Public Toilets and Heads of State
As those of you who are reading along know, I recently learned that public toilets are called vespasianos in Italy, after the Roman emperor Vespasian, who introduced the concept to the empire. This led my brain to London bobbies, named after British Prime Minister Robert Peel, who founded the London police when he was Home Secretary. * Which made me wonder how many other words there are like this that refer back to a head of state. Not places, buildings, or institutions. Not names borrowed for marketing purposes, like a Lincoln town car or Prince Albert in a can. **
I wracked my brain. I Googled hard. The closest thing I came up with is the sandwich: the right kind of term, but you just can’t compare a dissipated English nobleman with a hard-working Roman emperor.

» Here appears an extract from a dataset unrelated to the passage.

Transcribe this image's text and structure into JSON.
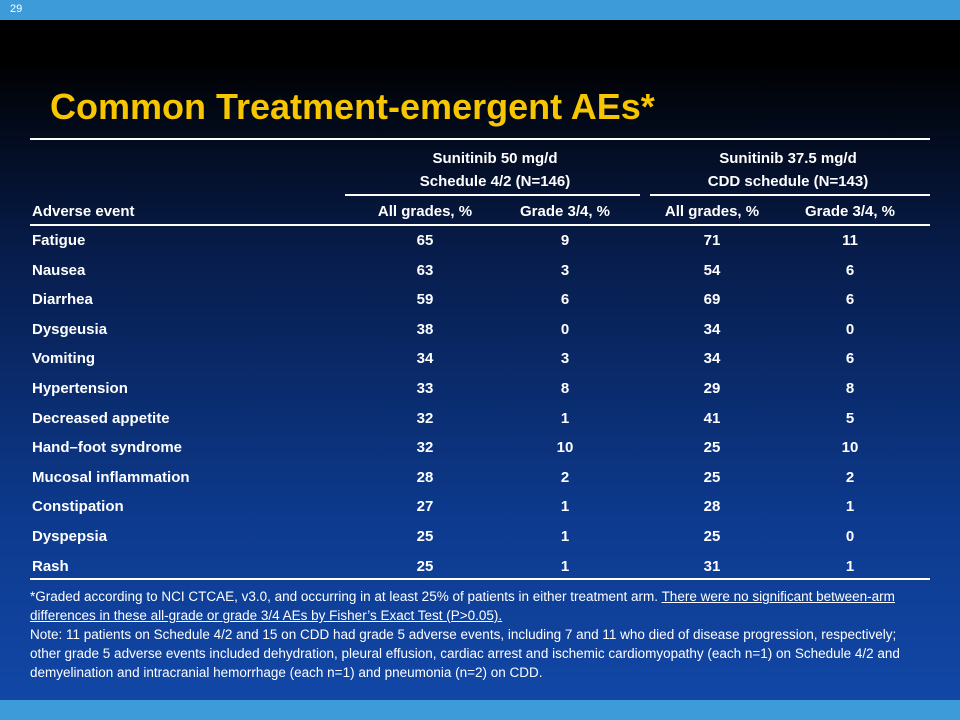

Tell me, Dear Readers, what am I missing?
*Rest assured, Dear Readers, I am NOT comparing policemen to public toilets. Though now that I think about, in both cases I’m glad to see one when I need one.
**Though Prince Albert was not technically a head of state.
Quizzing my daughter on history for her final I remarked at how many (ok, maybe two) of the people I read about had airports named after them.
No, it’s not the same thing. They weren’t heads of state nor are airports objects, but we’re going with “almost normal” on the blogs today, right?
Kaiser rolls were made by a Viennese baker to honor Holy Roman Emperor Frederick III. His outline was pressed into the top. This was around the 1480s.